C’est qu’une partie de la Gauche américaine a saisie que la question du travail était centrale, traumatisée qu’elle est par la victoire de Donald Trump ayant justement fait la différence grâce au vote ouvrier.
Il est donc beaucoup question de la « working class », que l’ont traduit souvent par « classe ouvrière » mais qui a un sens plus générique, évoquant plutôt les travailleurs salariés dans leur ensemble, la classe laborieuse : « On nous appelle la classe ouvrière, car nous travaillons non-stop », dit Alexandria Ocasio-Cortez.
Elle est devenue en quelques mois une figure populaire new-yorkaise et nationale, apportant une grande fraîcheur en même temps qu’une véritable vigueur politique. Sa réussite a été d’assumer un discours très à Gauche tout en étant profondément ancrée dans la réalité populaire locale, bénéficiant alors de la vigueur de la société civile américaine et de sa grande culture démocratique.
Il ne s’agirait pas en France de recopier son style abstraitement, comme l’a fait le candidat Ian Brossat du PCF aux Européennes en recopiant littéralement son affiche de campagne, ce qui relève ni plus ni moins que de l’escroquerie politique. Son parcours doit néanmoins être connu car c’est un marqueur politique évident pour les générations de Gauche à venir.
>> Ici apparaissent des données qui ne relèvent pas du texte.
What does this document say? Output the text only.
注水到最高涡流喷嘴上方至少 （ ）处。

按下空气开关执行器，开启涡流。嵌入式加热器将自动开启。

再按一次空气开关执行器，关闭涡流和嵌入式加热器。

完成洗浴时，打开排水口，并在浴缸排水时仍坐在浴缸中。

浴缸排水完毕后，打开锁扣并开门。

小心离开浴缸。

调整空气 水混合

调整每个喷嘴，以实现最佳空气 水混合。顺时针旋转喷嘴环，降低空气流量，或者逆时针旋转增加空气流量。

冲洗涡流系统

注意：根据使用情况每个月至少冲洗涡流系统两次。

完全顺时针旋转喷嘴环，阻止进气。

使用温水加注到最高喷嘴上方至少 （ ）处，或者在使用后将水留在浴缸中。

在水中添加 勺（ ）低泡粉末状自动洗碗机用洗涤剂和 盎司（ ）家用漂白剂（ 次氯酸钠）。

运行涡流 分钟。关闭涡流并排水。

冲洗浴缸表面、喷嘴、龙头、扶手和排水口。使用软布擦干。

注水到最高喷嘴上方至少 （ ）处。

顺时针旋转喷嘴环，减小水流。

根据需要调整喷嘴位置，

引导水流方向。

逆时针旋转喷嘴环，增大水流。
Le documentaire est lui-même très intéressant, car provenant de l’intérieur, tout en ne commettant pas l’erreur de focaliser uniquement sur la réussite d’Alexandria Ocasio-Cortez. Ce sont des femmes très calmes, organisées, qui sont montrées en train de mener un travail de fond, long et fastidieux. Ce qui est mis en avant n’est pas la gloire et la réussite personnelle, mais un combat de longue haleine, presque aride, avec sur les images souvent très peu de monde autour des candidates.
Comme en Europe, la Gauche américaine s’est depuis longtemps effacée au profit d’opportunistes assumant le libéralisme et un style bourgeois, totalement déconnectés des classes populaires. Il y a maintenant un retour de bâton venant de la base, qui exprime le besoin d’un retour aux fondamentaux de Gauche et de ses valeurs liées au mouvement ouvrier.